Эти слова, можно сказать, венчают историю достаточно непростых взаимоотношений В. М. Дорошевича и К. И. Чуковского, или, может быть, точнее, отношения Чуковского к личности и творчеству знаменитого фельетониста.

А началось все в 1893 г., когда Дорошевич, уже заполучивший имя остроумного автора рубрики «За день» на страницах московских «Новостей дня», с большой помпой приехал в Одессу, чтобы занять там амплуа фельетониста «Одесского листка». Об этом времени Корней Иванович вспомнил в письме от 12 апреля 1961 г. к литературоведу М. В. Теплинскому: «Но неизгладимее первые впечатления о нем. Я был болен скарлатиной, мне было лет 12. Вдруг в «Одесском листке» объявление, что из столицы приезжает знаменитейший писатель Вл. Дорошевич, который будет печатать фельетон «За день». Это было колоссальной литературной сенсацией. Каждый день мне доставали «Одесский листок» - и я с тем восторгом, с каким читают величайшие произведения искусства, читал эти фельетоны — необыкновенно талантливые.
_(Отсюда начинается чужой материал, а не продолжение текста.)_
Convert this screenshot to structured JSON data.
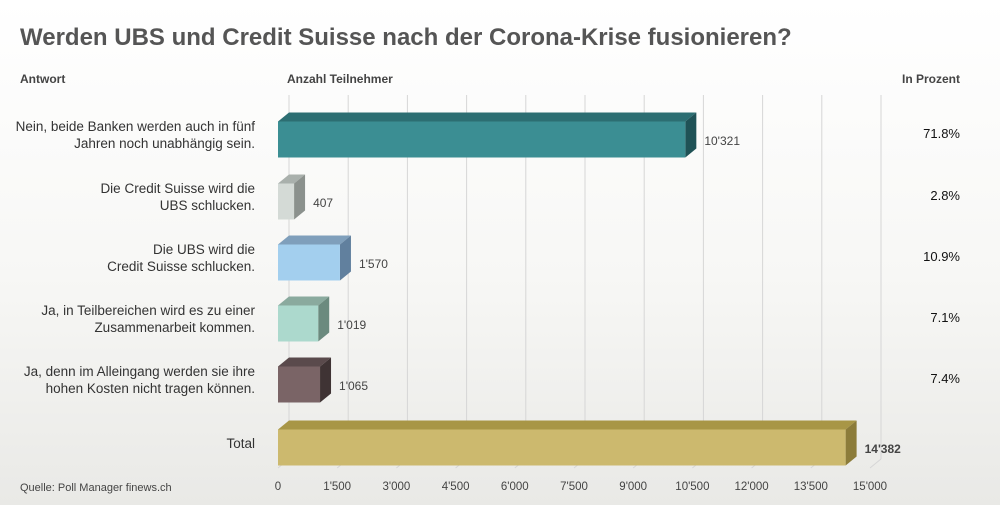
{
  "title": "Werden UBS und Credit Suisse nach der Corona-Krise fusionieren?",
  "headers": {
    "answer": "Antwort",
    "count": "Anzahl Teilnehmer",
    "percent": "In Prozent"
  },
  "source": "Quelle: Poll Manager finews.ch",
  "chart_data": {
    "type": "bar",
    "orientation": "horizontal",
    "title": "Werden UBS und Credit Suisse nach der Corona-Krise fusionieren?",
    "xlim": [
      0,
      15000
    ],
    "x_ticks": [
      "0",
      "1'500",
      "3'000",
      "4'500",
      "6'000",
      "7'500",
      "9'000",
      "10'500",
      "12'000",
      "13'500",
      "15'000"
    ],
    "grid": true,
    "categories": [
      [
        "Nein, beide Banken werden auch in fünf",
        "Jahren noch unabhängig sein."
      ],
      [
        "Die Credit Suisse wird die",
        "UBS schlucken."
      ],
      [
        "Die UBS wird die",
        "Credit Suisse schlucken."
      ],
      [
        "Ja, in Teilbereichen wird es zu einer",
        "Zusammenarbeit kommen."
      ],
      [
        "Ja, denn im Alleingang werden sie ihre",
        "hohen Kosten nicht tragen können."
      ],
      [
        "Total"
      ]
    ],
    "values": [
      10321,
      407,
      1570,
      1019,
      1065,
      14382
    ],
    "value_labels": [
      "10'321",
      "407",
      "1'570",
      "1'019",
      "1'065",
      "14'382"
    ],
    "percents": [
      "71.8%",
      "2.8%",
      "10.9%",
      "7.1%",
      "7.4%",
      ""
    ],
    "colors": [
      {
        "front": "#3b8e93",
        "top": "#2c6e72",
        "side": "#1f5256"
      },
      {
        "front": "#d4dad6",
        "top": "#a9b0ac",
        "side": "#8b918d"
      },
      {
        "front": "#a3cfee",
        "top": "#7f9fbb",
        "side": "#61809e"
      },
      {
        "front": "#acd9cd",
        "top": "#8aaa9e",
        "side": "#6b8a7e"
      },
      {
        "front": "#7a6466",
        "top": "#5a4a4c",
        "side": "#3f3334"
      },
      {
        "front": "#ccb96e",
        "top": "#a89646",
        "side": "#8c7c3a"
      }
    ]
  }
}
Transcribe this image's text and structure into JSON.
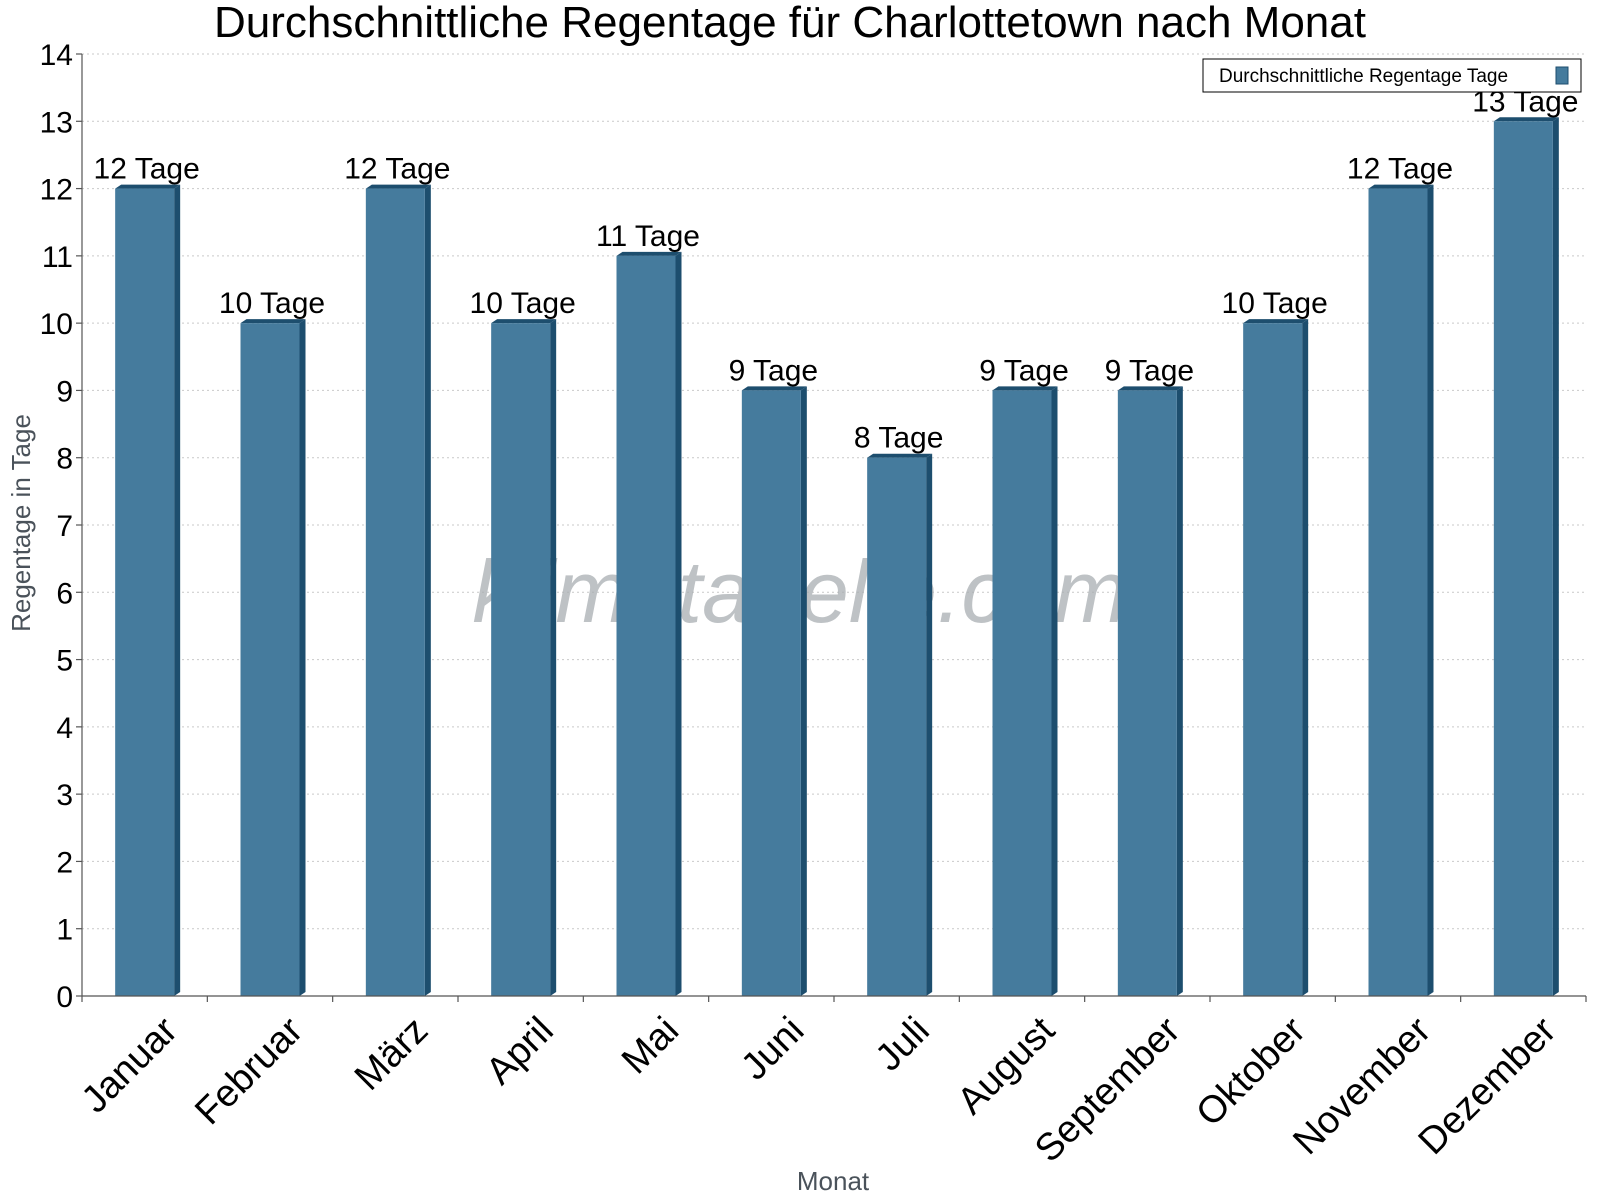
{
  "chart_data": {
    "type": "bar",
    "title": "Durchschnittliche Regentage für Charlottetown nach Monat",
    "xlabel": "Monat",
    "ylabel": "Regentage in Tage",
    "ylim": [
      0,
      14
    ],
    "yticks": [
      0,
      1,
      2,
      3,
      4,
      5,
      6,
      7,
      8,
      9,
      10,
      11,
      12,
      13,
      14
    ],
    "grid": true,
    "legend_position": "top-right",
    "categories": [
      "Januar",
      "Februar",
      "März",
      "April",
      "Mai",
      "Juni",
      "Juli",
      "August",
      "September",
      "Oktober",
      "November",
      "Dezember"
    ],
    "series": [
      {
        "name": "Durchschnittliche Regentage Tage",
        "values": [
          12,
          10,
          12,
          10,
          11,
          9,
          8,
          9,
          9,
          10,
          12,
          13
        ],
        "labels": [
          "12 Tage",
          "10 Tage",
          "12 Tage",
          "10 Tage",
          "11 Tage",
          "9 Tage",
          "8 Tage",
          "9 Tage",
          "9 Tage",
          "10 Tage",
          "12 Tage",
          "13 Tage"
        ],
        "color": "#457b9d",
        "side_color": "#1d4e6e"
      }
    ],
    "watermark": "klimatabelle.com"
  }
}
До сих пор помню его поэму «Кому в Одессе жить хорошо»4. Кстати, таким же страстным почитателем Дорошевича был в ту пору и другой юный одессит - Лейба Бронштейн, будущий Лев Троцкий, назвавший его в своих воспоминаниях даже «властителем дум» 5.

Отношение Чуковского к Дорошевичу приобрело резко критический характер в период первой революции. В 1905 г. в газете «Одесские новости» он публикует фельетон «О Власе Дорошевиче», и котором рисует героя своей юности представителем «комфортабельной» литературы, «порождением современной толпы... культурных дикарей, набежавших на общественную сцену только теперь, только сегодня», вообще явлением, чуждым «какой-то утонченной морали, каких-то уточенных радостей и страданий», воплощением которых для него были Метерлинк, Чехов, Вагнер. Сама манера Дорошевича для него - это система «лубочных контрастов», прием, позволяющий «играть бедными, темными душами своей публики», на чем, считает Чуковский, «построен чуть не весь «Сахалин»6, самая значительная и знаменитая книга журналиста.

Эти характеристики были усилены в статье под тем же названием, но с подзаголовком «Эпитафия», опубликованной год спустя в петербургской газете «Свобода и жизнь». Чуковский отмечает, что Дорошевич не случайно «вдруг забрюзжал на генералов революции», «что его рассердили красные знамена», от которых, цитирует он фельетониста, «кровавые тени ложатся по земле»: «Этим он только придал определенные формы той «идеологии», которая... обреталась у него раньше»7. Слова эти - отклик на позицию знаменитого журналиста по отношению к революционным событиям 1905 - 1906 гг., которую сам Дорошевич следующим образом обрисовал в одном из позднейших фельетонов, посвященном председателю Петербургского совета П. А. Хрусталеву-Носарю:

«Я не против революционеров. Зачем?
Хотят сделать мир лучше?
Какое почтенное безумие!
Умерла ли революция?
Нет.
Что такое революция?
Организованное недовольство.
И я не вижу ничего, что было бы сделано «ко всеобщему удовольствию»...
Я не хочу быть злым к вождям революции.
Это все — ветераны.
Но ветераны Мукдена, Ляояна, Цусимы.

Не будем смеяться над этими генералами, чтобы не вспоминать об их погибших солдатах...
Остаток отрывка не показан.